Oleh: Adam Che Sangapure
Dawataa adalah kampung kami, kampungnya kaum petani. Di kampung ini kami mempunyai kelompok Wai Doko, sebuah Kelompok Tani atau yang biasa dikenal dengan sebutan "Gemohing" atau "Senure".
Nama Wai Doko diambil untuk memberi gambaran umum tentang kampung kami. "Wai Doko adalah kependekan dari Wakon Ile DOan KOta.
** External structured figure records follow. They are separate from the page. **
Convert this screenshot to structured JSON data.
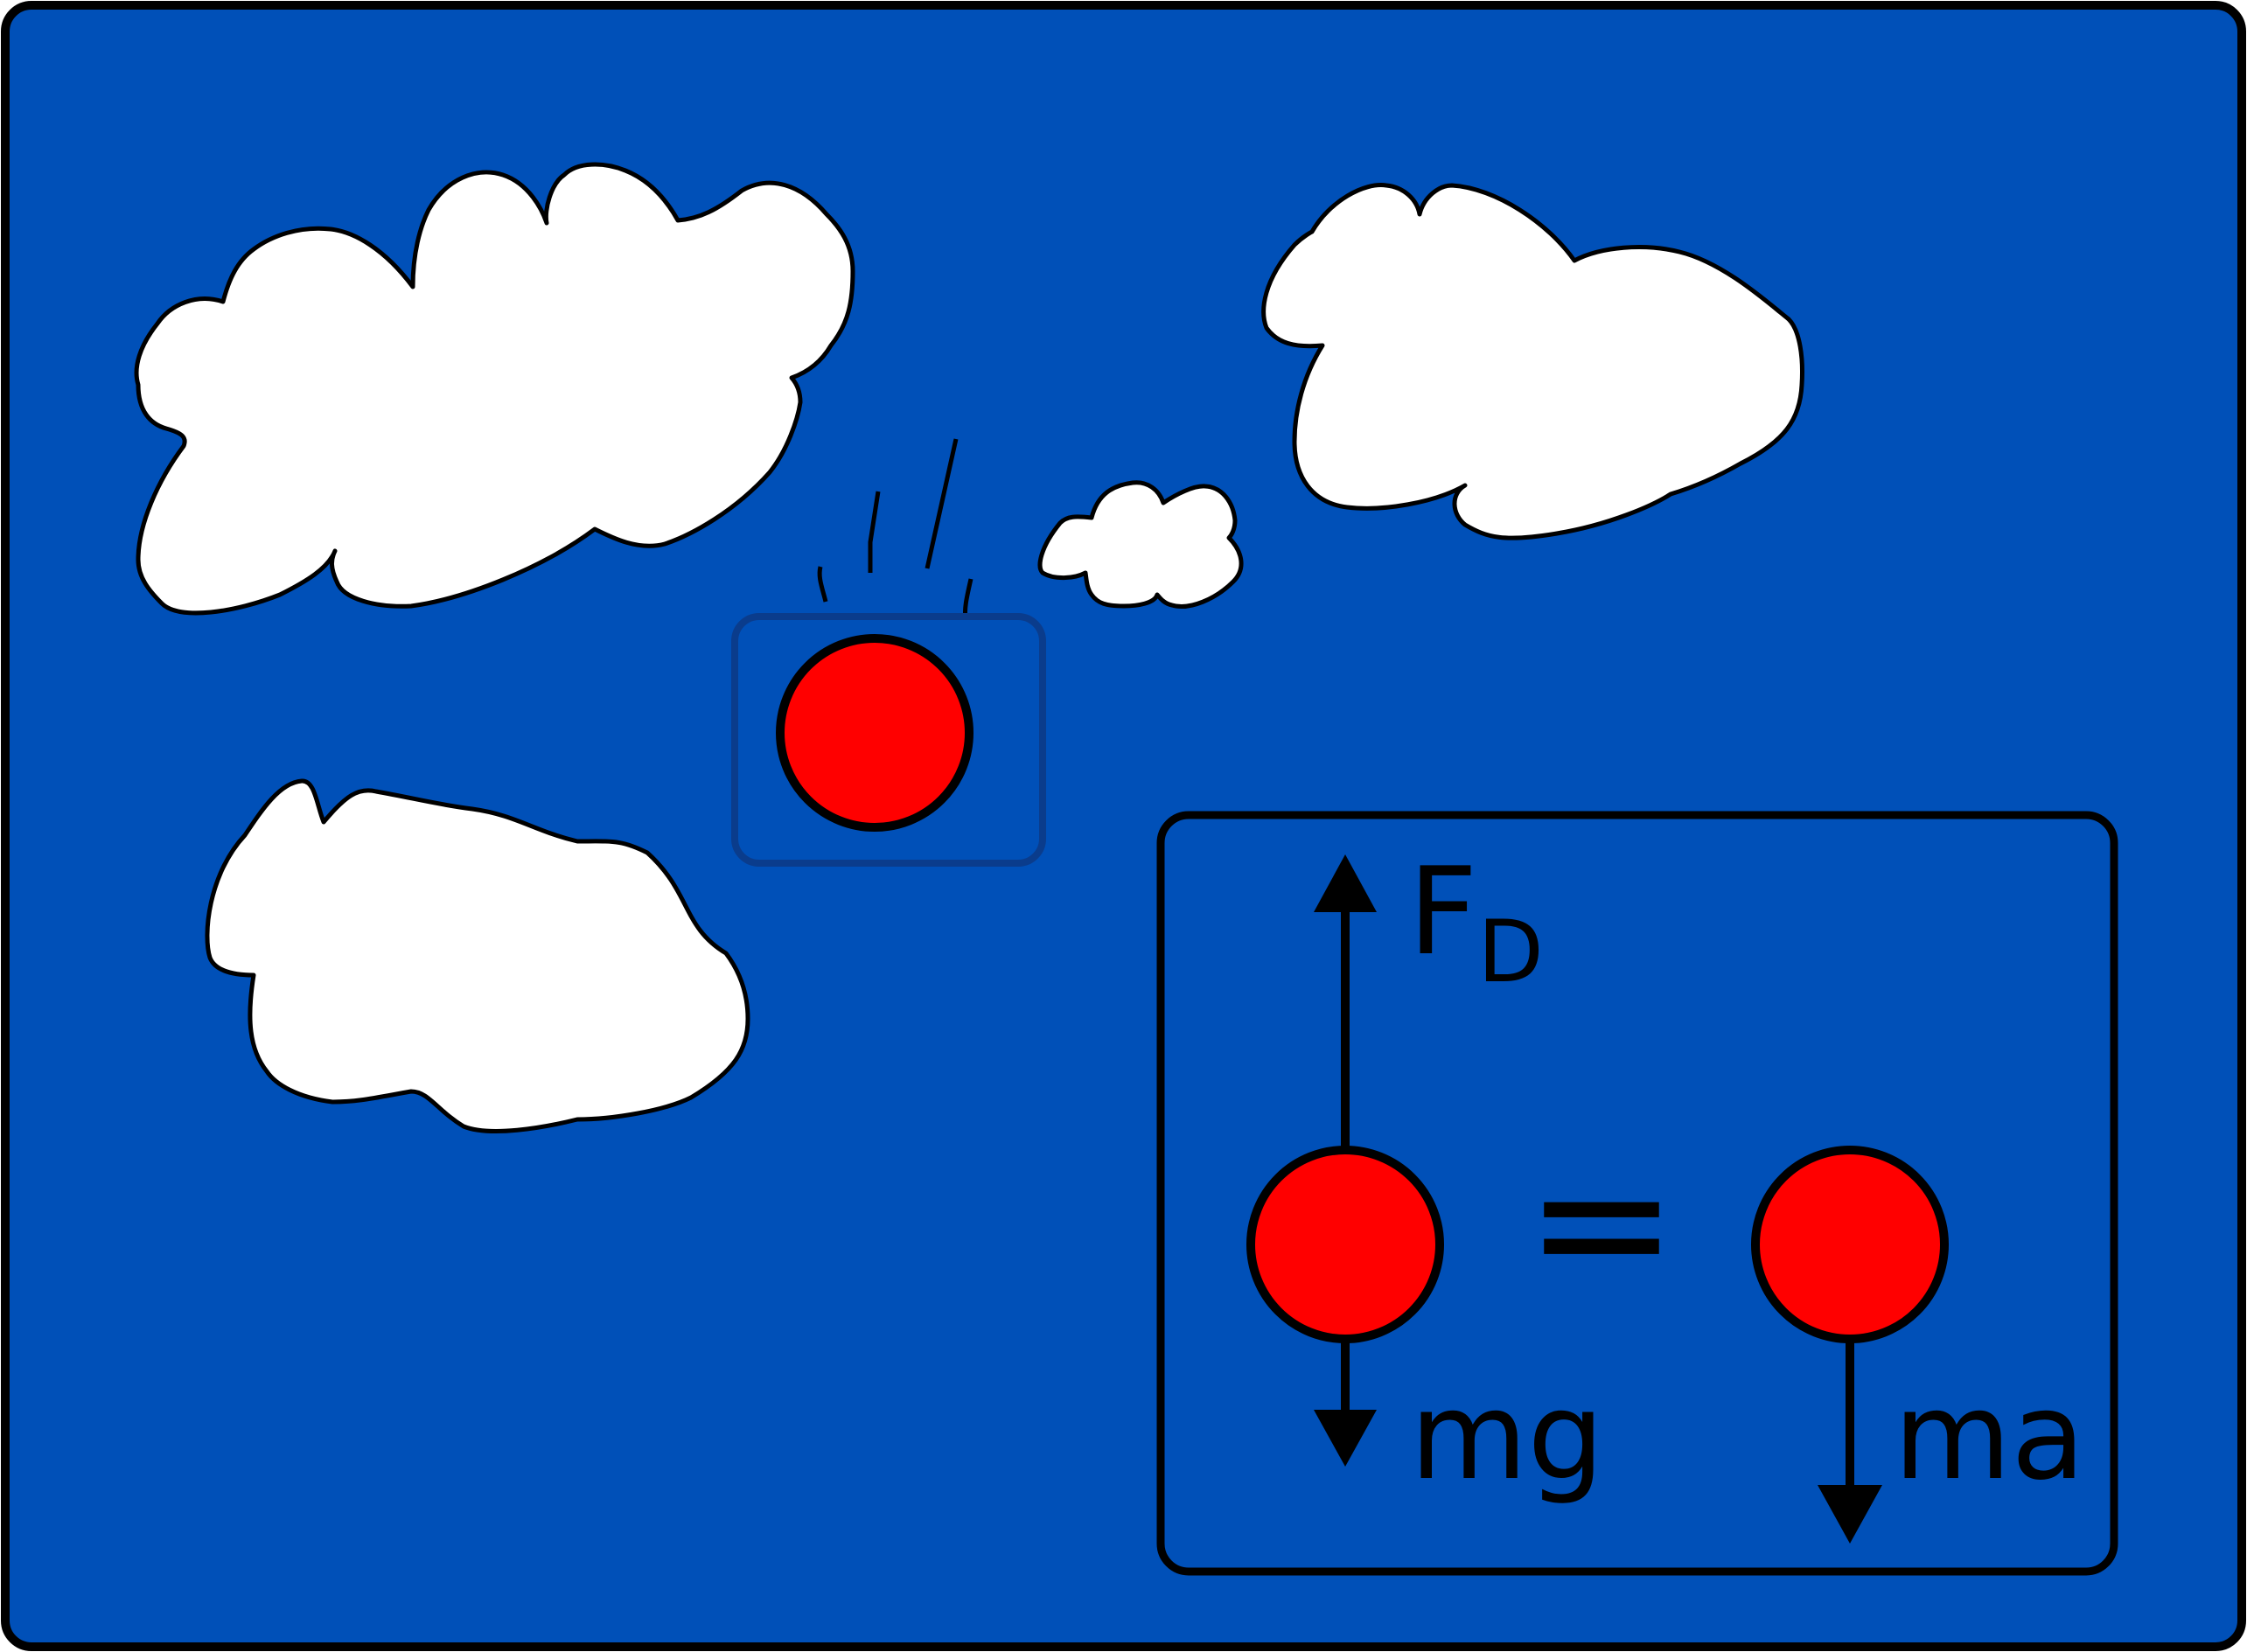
{
  "colors": {
    "sky": "#0050b8",
    "outline": "#000000",
    "cloud": "#ffffff",
    "ball": "#ff0000",
    "highlight_box": "#0a3c8c"
  },
  "labels": {
    "drag_force_main": "F",
    "drag_force_subscript": "D",
    "weight": "mg",
    "equals": "=",
    "net_force": "ma"
  }
}
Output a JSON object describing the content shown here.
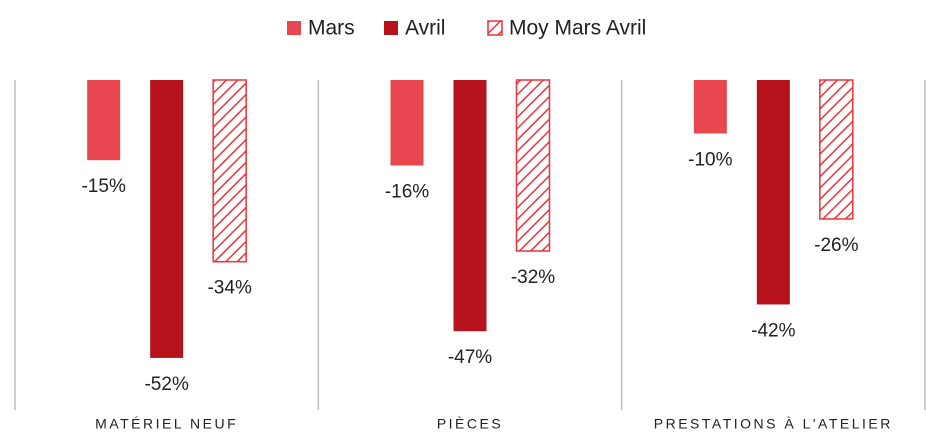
{
  "chart_data": {
    "type": "bar",
    "categories": [
      "MATÉRIEL NEUF",
      "PIÈCES",
      "PRESTATIONS À L'ATELIER"
    ],
    "series": [
      {
        "name": "Mars",
        "color": "#e8474f",
        "values": [
          -15,
          -16,
          -10
        ],
        "value_labels": [
          "-15%",
          "-16%",
          "-10%"
        ]
      },
      {
        "name": "Avril",
        "color": "#b5121b",
        "values": [
          -52,
          -47,
          -42
        ],
        "value_labels": [
          "-52%",
          "-47%",
          "-42%"
        ]
      },
      {
        "name": "Moy Mars Avril",
        "color": "#e8343a",
        "pattern": "hatch",
        "values": [
          -34,
          -32,
          -26
        ],
        "value_labels": [
          "-34%",
          "-32%",
          "-26%"
        ]
      }
    ],
    "ylim": [
      -61,
      0
    ],
    "legend": "top"
  }
}
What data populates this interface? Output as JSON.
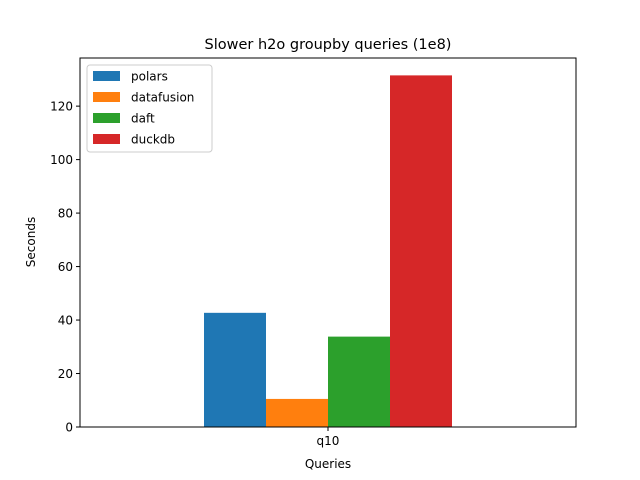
{
  "chart_data": {
    "type": "bar",
    "title": "Slower h2o groupby queries (1e8)",
    "xlabel": "Queries",
    "ylabel": "Seconds",
    "categories": [
      "q10"
    ],
    "series": [
      {
        "name": "polars",
        "values": [
          42.7
        ],
        "color": "#1f77b4"
      },
      {
        "name": "datafusion",
        "values": [
          10.5
        ],
        "color": "#ff7f0e"
      },
      {
        "name": "daft",
        "values": [
          33.8
        ],
        "color": "#2ca02c"
      },
      {
        "name": "duckdb",
        "values": [
          131.5
        ],
        "color": "#d62728"
      }
    ],
    "ylim": [
      0,
      138
    ],
    "yticks": [
      0,
      20,
      40,
      60,
      80,
      100,
      120
    ],
    "grid": false,
    "legend": "top-left"
  }
}
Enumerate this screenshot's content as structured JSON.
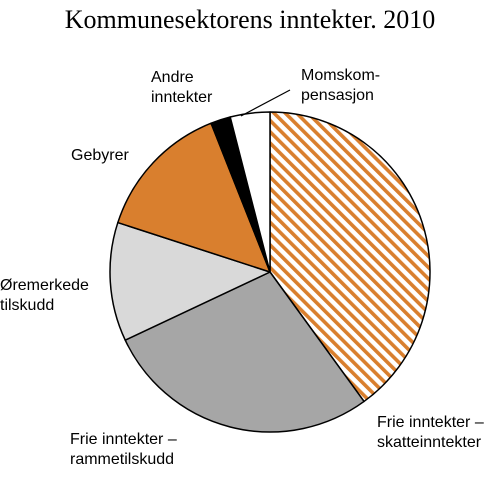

Kira-kira dalam bahasa Melayu Indonesia berarti kampung penghabisan di batas bukit, jauh dari riuh rendah Kota," kata Lukas Beda Lema, seorang penggagas Kelompok Tani ini menjelaskan arti Wai Doko beberapa tahun silam.
Yah! Kampung kami ini membujur di atas bukit, jauh dari bibir pantai di jauh dari keramaian kota. Wujud kampung ini tidak tampak dari pandangan mata jika hendak melihatnya dari Waiwerang, Ibu Kota Kecamatan paling ramai di Pulau Adonara ini. Tidak juga tampak dari lautan lepas saat berlayar menggunakan perahu motor dari Waiwerang ke Larantuka, Ibu Kota Kabupaten.
Memang, kampung Dawataa terhalang pandangan. Di sekelilingnya berdiri kokoh nan menjulang pohon kelapa, kemiri, pinang, dan berbagai pepohonan pencakar langit lainnya. Dari atas perahu motor, orang bisa menebak posisi kampung ini jika melihat asap api di sela-sela pohon kelapa, pinang dan lain lain. Hanya itu!
Ketika saya sudah kuliah hingga semester pertengahan pun, jalanan dari kota kecamatan ke kampung kami yang berjarak kurang lebih 6 km ini belum dibentang aspal. Jalan masih susunan bebatuan buah karya Program Padat Karya beberapa puluh tahun silam, aksi gotong royong tiap Sabtu 3 kampung untuk menutup lubang, menyusun lagi batu yang terkikis banjir musim penghujan, menimbun tanah, serta membuat selokan apa adanya.